Grab a double boiler and place an inch or two of water in the bottom pot, then bring it to a boil. Reduce the heat to low, place the coconut oil inside the top of the double boiler and whisk until melted. Sift in the powdered sweetener and whisk until fully combined; it should have a paste consistency.
Add the chopped chocolate, instant coffee and whisk until all of the chocolate has fully melted, then stir in the almond butter and 1/4 tsp sea salt. Stir in 1/2 of the roasted almonds, then pour the mixture out onto the prepared baking sheet and spread it out, using a spatula, so that the chocolate mixture is very thin.
Sprinkle the remaining roasted almonds evenly over the chocolate, allow the chocolate to set for 10 minutes or so, then sprinkle the coarse sea salt evenly over the chocolate. Place the whole baking sheet in the refrigerator to fully set.
After about an hour, the Keto Almond Bark can be broken into pieces; I usually get around 20. Store in an airtight container or zilpoc bag in the refrigerator.
- Make sure to time your almonds – you don’t want those beauties getting burned!
- To make a double boiler, I use a medium sized saucepan as the base, filled with an inch or two of water, then I place a heat safe glass dish over top of the saucepan, being sure that it is wide enough to cover the whole saucepan.
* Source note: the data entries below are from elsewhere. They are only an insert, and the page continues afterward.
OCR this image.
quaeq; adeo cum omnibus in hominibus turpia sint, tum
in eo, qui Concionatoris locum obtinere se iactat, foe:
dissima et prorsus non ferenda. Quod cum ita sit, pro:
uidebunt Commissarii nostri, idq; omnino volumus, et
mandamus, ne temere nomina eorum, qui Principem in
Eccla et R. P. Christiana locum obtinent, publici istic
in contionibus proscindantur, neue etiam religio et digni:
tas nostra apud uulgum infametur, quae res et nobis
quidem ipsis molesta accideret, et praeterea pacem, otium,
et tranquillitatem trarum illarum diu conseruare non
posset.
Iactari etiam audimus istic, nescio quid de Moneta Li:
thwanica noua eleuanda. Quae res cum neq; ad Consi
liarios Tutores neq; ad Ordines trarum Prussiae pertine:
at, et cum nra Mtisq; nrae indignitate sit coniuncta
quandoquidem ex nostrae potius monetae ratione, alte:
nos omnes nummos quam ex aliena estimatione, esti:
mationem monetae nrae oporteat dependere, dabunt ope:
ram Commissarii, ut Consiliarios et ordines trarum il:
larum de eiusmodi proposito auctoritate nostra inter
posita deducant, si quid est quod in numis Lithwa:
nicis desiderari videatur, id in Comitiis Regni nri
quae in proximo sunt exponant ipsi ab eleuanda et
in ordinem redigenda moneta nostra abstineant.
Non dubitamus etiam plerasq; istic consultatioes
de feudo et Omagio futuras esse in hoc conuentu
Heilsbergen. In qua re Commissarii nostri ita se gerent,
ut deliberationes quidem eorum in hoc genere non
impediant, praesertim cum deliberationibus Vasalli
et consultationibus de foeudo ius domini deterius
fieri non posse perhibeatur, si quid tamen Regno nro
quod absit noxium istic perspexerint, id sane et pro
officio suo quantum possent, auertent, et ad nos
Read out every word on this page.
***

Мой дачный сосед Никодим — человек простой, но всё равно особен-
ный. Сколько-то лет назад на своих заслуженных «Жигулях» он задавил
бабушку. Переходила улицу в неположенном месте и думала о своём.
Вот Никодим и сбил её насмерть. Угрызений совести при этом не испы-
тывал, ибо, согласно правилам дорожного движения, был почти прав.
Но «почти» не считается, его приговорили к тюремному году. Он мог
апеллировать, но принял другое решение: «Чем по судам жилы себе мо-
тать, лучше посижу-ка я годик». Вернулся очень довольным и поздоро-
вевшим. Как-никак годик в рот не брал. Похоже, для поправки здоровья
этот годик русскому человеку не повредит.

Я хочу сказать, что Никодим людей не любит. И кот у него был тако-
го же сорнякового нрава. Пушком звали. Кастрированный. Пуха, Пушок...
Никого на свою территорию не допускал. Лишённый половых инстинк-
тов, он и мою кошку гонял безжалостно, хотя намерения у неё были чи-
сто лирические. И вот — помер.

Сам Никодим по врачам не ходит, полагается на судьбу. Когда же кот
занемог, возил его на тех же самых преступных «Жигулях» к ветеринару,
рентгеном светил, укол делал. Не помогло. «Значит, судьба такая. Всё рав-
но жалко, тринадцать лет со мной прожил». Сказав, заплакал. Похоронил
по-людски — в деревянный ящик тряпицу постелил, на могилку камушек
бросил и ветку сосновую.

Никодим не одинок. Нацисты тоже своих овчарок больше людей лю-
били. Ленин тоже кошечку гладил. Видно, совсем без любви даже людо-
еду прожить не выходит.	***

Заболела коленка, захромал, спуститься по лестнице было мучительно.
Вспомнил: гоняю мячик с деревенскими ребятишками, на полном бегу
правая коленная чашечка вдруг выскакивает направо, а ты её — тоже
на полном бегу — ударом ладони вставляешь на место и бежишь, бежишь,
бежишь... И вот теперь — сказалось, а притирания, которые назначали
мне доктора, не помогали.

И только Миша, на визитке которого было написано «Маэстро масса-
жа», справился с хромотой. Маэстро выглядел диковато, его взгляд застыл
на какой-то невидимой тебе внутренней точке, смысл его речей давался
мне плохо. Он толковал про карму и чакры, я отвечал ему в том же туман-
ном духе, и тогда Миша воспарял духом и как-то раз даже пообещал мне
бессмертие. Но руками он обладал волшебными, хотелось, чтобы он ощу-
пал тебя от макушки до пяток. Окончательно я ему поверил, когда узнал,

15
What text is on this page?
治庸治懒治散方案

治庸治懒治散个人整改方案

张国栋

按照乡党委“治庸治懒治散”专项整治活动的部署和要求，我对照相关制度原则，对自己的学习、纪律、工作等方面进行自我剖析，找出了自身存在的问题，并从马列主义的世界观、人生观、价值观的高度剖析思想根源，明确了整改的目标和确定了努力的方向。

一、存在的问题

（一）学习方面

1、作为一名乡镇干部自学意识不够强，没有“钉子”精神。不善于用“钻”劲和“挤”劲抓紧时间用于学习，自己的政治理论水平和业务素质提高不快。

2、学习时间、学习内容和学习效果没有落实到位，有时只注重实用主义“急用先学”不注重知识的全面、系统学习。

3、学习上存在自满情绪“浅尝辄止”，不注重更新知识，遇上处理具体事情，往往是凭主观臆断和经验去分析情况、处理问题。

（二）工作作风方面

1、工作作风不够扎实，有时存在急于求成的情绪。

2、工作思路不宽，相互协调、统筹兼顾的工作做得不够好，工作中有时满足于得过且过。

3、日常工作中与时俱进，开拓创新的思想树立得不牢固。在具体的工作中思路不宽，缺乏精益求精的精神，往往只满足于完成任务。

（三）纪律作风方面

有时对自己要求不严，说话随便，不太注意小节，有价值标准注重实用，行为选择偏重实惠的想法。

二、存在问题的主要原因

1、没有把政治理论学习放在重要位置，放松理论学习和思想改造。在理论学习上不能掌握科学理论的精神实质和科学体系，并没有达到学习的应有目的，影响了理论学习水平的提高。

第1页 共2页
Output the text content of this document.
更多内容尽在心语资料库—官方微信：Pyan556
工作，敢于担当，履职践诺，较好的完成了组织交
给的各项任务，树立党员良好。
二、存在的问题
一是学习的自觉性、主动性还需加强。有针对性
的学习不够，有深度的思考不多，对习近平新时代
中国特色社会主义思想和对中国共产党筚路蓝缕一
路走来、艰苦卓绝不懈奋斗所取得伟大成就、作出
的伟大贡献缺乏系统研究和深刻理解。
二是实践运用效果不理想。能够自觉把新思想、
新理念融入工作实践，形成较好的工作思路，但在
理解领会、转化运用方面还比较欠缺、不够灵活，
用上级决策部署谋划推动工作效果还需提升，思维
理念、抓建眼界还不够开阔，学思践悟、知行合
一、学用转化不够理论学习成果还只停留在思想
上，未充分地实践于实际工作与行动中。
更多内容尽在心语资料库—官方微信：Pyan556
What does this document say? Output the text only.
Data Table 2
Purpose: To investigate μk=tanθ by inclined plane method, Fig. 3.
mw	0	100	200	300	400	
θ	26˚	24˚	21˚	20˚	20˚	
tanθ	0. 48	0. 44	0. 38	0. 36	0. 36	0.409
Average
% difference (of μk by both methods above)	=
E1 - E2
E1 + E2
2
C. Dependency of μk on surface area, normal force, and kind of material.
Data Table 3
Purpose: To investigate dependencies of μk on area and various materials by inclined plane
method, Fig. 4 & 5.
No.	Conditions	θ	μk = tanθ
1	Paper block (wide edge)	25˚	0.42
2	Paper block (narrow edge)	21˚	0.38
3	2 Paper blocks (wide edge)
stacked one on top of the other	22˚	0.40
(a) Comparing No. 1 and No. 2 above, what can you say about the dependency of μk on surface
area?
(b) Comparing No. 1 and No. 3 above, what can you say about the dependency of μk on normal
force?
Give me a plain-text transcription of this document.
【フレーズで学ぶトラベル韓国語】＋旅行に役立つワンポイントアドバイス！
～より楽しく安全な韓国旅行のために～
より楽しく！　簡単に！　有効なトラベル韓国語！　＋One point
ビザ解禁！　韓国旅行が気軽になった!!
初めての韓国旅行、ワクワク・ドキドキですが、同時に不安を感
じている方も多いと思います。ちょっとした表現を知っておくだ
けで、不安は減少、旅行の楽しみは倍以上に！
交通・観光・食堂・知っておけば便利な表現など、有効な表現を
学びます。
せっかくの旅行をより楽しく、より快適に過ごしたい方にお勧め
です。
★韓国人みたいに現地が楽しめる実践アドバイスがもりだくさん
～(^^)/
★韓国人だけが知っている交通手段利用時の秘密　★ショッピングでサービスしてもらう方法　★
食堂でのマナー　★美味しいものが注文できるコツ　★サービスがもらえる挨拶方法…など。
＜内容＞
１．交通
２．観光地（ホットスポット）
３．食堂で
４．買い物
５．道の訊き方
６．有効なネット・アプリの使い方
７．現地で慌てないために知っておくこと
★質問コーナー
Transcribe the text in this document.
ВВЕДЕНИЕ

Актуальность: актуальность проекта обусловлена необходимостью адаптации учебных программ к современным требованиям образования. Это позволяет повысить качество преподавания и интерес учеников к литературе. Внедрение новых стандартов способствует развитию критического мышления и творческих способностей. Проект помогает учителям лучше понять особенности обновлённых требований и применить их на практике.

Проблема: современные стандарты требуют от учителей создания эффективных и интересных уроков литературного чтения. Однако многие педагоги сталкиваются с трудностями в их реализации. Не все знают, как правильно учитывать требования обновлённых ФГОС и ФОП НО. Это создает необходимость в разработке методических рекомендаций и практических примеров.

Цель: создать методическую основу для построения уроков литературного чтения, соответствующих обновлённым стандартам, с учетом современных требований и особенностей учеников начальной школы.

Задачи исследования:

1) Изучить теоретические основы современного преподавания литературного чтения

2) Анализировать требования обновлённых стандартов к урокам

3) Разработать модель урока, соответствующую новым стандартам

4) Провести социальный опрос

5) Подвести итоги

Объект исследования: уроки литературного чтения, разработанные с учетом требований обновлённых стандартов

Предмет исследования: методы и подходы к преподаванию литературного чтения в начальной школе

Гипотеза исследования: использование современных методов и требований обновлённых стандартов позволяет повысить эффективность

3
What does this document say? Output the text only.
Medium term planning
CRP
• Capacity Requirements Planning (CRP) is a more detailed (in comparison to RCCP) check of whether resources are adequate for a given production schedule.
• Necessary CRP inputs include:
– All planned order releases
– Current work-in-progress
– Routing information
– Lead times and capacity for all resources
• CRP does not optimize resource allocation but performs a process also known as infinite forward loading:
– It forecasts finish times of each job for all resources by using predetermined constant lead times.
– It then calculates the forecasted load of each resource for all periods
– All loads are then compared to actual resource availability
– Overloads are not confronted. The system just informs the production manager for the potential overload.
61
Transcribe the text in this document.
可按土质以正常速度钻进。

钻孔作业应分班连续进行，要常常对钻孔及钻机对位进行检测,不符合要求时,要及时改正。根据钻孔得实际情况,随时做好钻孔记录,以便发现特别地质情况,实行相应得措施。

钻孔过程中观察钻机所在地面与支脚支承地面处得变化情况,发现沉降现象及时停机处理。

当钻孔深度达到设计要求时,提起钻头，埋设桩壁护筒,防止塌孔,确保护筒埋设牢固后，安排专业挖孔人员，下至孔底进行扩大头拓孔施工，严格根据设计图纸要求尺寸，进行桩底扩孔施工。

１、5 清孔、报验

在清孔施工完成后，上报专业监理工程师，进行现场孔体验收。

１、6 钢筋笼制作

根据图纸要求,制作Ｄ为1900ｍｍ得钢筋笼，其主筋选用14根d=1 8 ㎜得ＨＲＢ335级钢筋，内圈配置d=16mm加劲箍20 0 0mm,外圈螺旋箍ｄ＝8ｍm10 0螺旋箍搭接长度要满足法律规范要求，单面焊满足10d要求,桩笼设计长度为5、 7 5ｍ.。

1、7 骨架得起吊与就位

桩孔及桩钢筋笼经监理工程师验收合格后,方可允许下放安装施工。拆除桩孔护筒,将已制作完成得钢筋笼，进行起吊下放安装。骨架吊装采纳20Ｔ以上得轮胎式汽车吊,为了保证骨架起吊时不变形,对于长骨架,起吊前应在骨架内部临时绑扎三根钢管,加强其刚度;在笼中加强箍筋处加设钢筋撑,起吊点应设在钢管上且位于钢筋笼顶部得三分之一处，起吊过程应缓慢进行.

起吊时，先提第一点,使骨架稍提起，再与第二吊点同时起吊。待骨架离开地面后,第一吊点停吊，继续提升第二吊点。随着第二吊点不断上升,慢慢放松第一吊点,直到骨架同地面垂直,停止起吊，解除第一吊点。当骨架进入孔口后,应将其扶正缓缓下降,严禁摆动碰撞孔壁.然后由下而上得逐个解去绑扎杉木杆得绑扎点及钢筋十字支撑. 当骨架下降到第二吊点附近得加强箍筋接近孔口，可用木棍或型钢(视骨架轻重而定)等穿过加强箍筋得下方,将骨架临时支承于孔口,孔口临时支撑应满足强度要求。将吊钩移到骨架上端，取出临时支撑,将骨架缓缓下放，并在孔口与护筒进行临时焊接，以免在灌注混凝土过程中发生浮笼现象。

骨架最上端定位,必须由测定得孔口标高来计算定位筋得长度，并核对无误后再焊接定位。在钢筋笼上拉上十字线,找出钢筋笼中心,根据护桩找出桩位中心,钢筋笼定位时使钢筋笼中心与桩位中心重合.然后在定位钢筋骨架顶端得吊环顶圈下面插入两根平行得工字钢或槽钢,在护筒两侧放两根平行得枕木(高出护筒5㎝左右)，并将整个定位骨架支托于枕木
The glass dish is what I use to melt / whisk everything in.
- I use refined coconut oil in this recipe to avoid a coconut flavour. Do you like coconut flavour? If yes, go ahead and use unrefined coconut oil. If no, I highly recommend using refined coconut oil to skip the coconut flavour completely.
- Instant coffee is used to enrich the chocolate flavour in this dessert. I like to use 2 tsp to give my Keto Almond Bark more of a coffee flavour, however, if you would like it less coffee flavoured, add just 1 tsp. If you do not have instant coffee, this recipe still works without it.
- When spreading the chocolate mixture over the baking sheet, ensure the coated almonds are evenly spaced throughout the chocolate.
- Make sure the Keto Chocolate Bark has fully hardened before breaking into pieces.
Nutrition facts are an estimate only! The ingredients you choose could have different nutritional values than the ingredients I have used.
* Net carb count excludes both fibre and sugar alcohols, because these do not affect blood sugar in most people.
Deduct fibre ( 1.2g ) and sugar alcohols ( 3.4g ) from the total carbs to get 1 g net carbs per piece.